ASHWIN: Well, I feel like when I didn't have my mojo going for me, I would have listened to the guy and thought he was right. Now I'm on the job market and things are moving fast. I think I'm a good hire. I'm a good worker. I know what I know and what I don't know. I don't need to grovel to get a job -- you guys have helped me a lot with that. I just couldn't believe this guy. He kept saying "It's an employer's market." I am on the market, so I should know! That's false. It is not an employer's market.

MOLLY:  You're right, Ashwin, but that recruiter doesn't want you to be as well-informed as you are. The more needy and fearful a candidate is, the more the recruiter can mold and shape him or her to suit his own needs.

ASHWIN: I was basically biting my lip because I wanted to say to the guy "Really? It's that hard to get an interview? I've had four interviews in five weeks. I'm expecting two jobs offers today." I kept my mouth shut. It's none of his business. But I want to know why. Why would a recruiter spend ten minutes telling me how bleak the landscape is? What's in it for him?

MOLLY: Everything! That's a strategy.

LIZ: When I was a kid, I walked into a storefront employment agency looking for a job. I was nineteen. I wanted a clerical job, answering the phones or whatever. The first thing I noticed about the employment agency ladies was the way they talked down to me. They sat there and told me it would be a miracle if I could get a job. They talked to me like I was the biggest loser they had ever seen.

MOLLY: It's an act. It's a ploy. If you  believe that you're so unworthy that you'd be lucky to get a job, you're much easier to place.

ASHWIN: How?

MOLLY: Because then you'll take the first offer you get. It's brainwashing. Good recruiters don't tell you that garbage. Only bad recruiters do.

ASHWIN: Here's what I don't understand. If they place you in a higher-paying job, they get a better commission.

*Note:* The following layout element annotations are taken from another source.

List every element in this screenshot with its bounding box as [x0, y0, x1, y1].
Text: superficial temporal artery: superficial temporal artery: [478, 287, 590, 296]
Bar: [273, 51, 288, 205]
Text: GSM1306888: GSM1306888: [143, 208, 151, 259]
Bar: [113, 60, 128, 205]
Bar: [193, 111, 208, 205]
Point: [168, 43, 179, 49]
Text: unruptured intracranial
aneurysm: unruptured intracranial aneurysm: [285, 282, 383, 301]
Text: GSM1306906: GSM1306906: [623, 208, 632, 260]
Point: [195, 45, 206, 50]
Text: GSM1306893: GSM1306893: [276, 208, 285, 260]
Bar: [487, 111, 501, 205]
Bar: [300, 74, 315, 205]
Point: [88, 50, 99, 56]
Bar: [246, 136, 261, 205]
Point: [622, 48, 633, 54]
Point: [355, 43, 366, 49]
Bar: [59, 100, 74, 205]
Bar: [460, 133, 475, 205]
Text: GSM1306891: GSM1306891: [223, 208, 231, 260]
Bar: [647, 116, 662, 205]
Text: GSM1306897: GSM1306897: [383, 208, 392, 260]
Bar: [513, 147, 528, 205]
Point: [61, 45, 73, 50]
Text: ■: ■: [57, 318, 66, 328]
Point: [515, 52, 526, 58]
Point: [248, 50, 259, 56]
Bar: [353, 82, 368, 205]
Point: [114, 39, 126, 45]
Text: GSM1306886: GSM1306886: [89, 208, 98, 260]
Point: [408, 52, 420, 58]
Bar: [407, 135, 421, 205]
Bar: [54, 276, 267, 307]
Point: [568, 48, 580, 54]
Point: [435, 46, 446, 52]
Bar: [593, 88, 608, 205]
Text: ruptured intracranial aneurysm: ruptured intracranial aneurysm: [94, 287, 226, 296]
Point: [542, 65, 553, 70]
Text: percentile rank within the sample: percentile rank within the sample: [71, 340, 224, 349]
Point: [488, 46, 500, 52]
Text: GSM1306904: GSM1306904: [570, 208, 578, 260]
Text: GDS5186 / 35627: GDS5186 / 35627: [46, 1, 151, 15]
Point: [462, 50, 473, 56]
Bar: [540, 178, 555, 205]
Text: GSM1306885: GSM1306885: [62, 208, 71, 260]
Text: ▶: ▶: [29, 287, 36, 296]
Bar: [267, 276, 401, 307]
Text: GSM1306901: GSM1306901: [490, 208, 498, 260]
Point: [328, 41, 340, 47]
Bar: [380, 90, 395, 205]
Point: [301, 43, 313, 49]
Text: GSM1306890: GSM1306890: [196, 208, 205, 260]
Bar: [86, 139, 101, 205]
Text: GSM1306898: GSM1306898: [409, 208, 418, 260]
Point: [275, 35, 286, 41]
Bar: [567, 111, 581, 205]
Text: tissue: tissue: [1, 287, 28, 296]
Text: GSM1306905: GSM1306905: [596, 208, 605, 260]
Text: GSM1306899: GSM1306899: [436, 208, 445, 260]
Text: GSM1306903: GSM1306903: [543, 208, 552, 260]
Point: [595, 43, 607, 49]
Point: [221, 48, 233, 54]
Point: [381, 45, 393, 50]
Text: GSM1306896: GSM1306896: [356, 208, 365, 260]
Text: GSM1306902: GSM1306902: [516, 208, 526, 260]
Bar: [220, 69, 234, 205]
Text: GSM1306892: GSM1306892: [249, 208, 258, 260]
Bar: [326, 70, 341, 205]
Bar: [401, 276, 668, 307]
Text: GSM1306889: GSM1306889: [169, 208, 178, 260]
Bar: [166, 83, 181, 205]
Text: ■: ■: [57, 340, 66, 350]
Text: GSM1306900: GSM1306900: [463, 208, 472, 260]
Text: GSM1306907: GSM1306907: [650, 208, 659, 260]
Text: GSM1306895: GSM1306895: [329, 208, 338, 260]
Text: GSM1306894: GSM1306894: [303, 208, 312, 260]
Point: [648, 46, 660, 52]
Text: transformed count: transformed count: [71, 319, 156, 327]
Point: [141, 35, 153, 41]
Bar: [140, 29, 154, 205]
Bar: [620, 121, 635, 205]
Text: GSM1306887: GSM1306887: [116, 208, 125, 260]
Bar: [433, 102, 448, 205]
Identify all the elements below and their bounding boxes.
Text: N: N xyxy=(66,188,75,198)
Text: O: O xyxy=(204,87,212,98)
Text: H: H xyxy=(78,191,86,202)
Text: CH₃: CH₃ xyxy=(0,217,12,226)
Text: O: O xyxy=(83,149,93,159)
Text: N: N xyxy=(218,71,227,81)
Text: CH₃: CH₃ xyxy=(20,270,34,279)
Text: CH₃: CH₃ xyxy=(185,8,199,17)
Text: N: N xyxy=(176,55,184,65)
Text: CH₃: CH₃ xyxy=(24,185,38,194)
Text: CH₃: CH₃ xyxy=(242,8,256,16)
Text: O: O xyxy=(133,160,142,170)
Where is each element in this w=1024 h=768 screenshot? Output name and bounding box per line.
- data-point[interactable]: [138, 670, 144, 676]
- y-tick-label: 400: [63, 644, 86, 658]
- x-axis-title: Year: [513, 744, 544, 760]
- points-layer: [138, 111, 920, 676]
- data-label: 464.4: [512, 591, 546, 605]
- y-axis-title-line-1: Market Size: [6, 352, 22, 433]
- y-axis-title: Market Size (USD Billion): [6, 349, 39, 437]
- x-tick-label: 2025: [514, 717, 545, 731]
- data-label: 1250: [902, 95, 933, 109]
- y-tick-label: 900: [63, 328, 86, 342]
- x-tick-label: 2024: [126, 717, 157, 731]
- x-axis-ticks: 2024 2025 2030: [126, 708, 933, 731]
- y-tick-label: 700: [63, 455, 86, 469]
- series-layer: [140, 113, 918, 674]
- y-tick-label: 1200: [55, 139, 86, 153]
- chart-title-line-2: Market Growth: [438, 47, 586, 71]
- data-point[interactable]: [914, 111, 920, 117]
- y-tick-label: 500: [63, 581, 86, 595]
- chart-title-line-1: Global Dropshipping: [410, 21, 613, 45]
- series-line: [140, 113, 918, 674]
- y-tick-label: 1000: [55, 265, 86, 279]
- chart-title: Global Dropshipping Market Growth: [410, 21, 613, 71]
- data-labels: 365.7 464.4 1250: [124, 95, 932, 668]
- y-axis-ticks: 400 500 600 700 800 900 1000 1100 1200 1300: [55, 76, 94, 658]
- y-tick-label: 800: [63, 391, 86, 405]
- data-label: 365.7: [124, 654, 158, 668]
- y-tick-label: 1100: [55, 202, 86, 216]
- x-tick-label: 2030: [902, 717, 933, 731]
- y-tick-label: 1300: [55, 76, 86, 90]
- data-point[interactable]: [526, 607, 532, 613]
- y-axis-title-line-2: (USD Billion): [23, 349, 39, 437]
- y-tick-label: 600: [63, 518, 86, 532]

LIZ: True, but the same goes for real estate agents. If they sell your house for a higher price, their commission goes up - but it's not worth the wait and worry! If you price your house aggressively, meaning at a lower price, it'll fly off the market. Bada bing, bada boom, let's set a closing date. The few extra thousand dollars in commission don't warrant the hassle. Move 'em in, move 'em out.

ASHWIN: Cynical.

MOLLY: Who pays the recruiter, after all? The employer does. Are they telling the recruiter "We want someone fantastic for this job, so go ahead and give us your highest-priced candidate?"

ASHWIN: I see what you're saying. Risky strategy for the recruiter, the more educated job-seekers become.

MOLLY: Risky for the recruiter, and for the employer, too. Top-drawer organizations and recruiters don't even trifle with that nonsense. They know the market and they know what skills are worth. If a hiring manager or an HR person is out of touch with the market, a good recruiter will set them straight.

ASHWIN: And a bad one will work on the job-seeker's self-esteem so that he or she feels fortunate even to be considered.

LIZ: Exactly. We have a friend whose background was worth about a hundred and twenty thousand dollars a year. He was holding out for that number, as of course we advised him to do. He got a call about a job in New York. It would have required a cross-country move for him and his family. The recruiter said "I don't see you getting a six-figure job in your area for two or three years at the earliest."

ASHWIN: I hope your friend hung up on the recruiter.

MOLLY: Close enough. He told the recruiter to go fly a kite. He got a great job for a hundred and twenty-five thousand dollars about eight weeks later.

ASHWIN: You have to believe in yourself. People have ulterior motives that are not always pure.

MOLLY: Truer words were never spoken. Let's talk about negotiation, and plan your new-job celebration!